Hydrogen sulfide is found in many oil reservoirs. It was generally known that it is generated by chemical reactions at high temperatures deep in the ground. However, why hydrogen sulfide would form in the lukewarm tank was a mystery. It soon became clear to Widdel that anaerobic bacteria must be responsible for the process in the anoxic tank, as hydrogen sulfide is a typical degradation product of anaerobiosis. But what were the bacteria feeding on?
At the beginning of the 1980s, it was still believed that crude oil could be degraded only by “aerobic” bacteria, organisms respiring oxygen. Crude oil consists of hydrocarbons, mainly so-called alkanes: long chains of carbon atoms with which only hydrogen atoms bond. The metabolism of aerobic bacteria, in which the alkanes are decomposed, is similar to the workings of a car engine. The long chains are torn into pieces and then react with oxygen, leaving only carbon dioxide and water.

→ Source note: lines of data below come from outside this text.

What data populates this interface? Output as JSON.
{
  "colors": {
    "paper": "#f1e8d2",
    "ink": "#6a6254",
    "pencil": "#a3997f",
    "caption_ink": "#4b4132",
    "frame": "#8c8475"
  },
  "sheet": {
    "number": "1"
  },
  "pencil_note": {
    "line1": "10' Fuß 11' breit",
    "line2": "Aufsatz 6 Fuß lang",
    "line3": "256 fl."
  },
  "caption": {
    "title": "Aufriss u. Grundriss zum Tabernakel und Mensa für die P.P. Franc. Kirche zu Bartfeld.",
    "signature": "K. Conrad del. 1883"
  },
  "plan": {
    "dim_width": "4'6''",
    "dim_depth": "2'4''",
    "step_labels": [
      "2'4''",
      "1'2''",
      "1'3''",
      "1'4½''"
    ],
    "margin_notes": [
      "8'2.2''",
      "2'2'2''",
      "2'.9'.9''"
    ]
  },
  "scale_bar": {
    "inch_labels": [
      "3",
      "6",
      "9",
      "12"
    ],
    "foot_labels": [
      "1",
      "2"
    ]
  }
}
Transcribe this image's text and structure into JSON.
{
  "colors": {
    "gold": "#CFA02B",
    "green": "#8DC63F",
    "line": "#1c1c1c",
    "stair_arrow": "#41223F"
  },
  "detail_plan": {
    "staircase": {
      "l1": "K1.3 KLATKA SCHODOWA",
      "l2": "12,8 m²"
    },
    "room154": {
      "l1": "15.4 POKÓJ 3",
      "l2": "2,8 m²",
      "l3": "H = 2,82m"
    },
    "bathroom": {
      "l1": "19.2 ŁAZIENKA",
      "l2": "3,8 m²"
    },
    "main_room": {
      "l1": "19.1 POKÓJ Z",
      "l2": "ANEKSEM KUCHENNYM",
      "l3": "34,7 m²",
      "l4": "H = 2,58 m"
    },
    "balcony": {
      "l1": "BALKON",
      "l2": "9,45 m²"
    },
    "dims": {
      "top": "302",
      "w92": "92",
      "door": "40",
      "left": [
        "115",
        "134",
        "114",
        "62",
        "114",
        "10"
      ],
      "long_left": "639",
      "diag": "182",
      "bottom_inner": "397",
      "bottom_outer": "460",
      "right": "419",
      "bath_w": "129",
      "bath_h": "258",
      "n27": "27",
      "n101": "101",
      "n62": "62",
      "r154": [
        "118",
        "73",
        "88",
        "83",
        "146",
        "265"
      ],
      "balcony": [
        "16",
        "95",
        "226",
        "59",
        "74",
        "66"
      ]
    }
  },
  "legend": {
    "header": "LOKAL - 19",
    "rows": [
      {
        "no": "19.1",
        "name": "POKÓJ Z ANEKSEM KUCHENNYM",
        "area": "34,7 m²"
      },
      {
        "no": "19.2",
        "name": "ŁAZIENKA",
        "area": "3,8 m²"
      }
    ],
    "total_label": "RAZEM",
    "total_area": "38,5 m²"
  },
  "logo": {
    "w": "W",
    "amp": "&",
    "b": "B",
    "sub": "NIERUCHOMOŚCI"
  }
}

The amount of energy released in the reaction with oxygen is enormous. This is why a liter of gas will get you pretty far. For aerobic bacteria, utilizing alkanes with the help of oxygen is thus a sumptuous meal. But what about the anaerobes? Many scientists assumed that anaerobic utilization of alkanes was impossible. Otherwise, surely the bacteria would have finished off the oil reservoirs of the planet during the course of the millennia?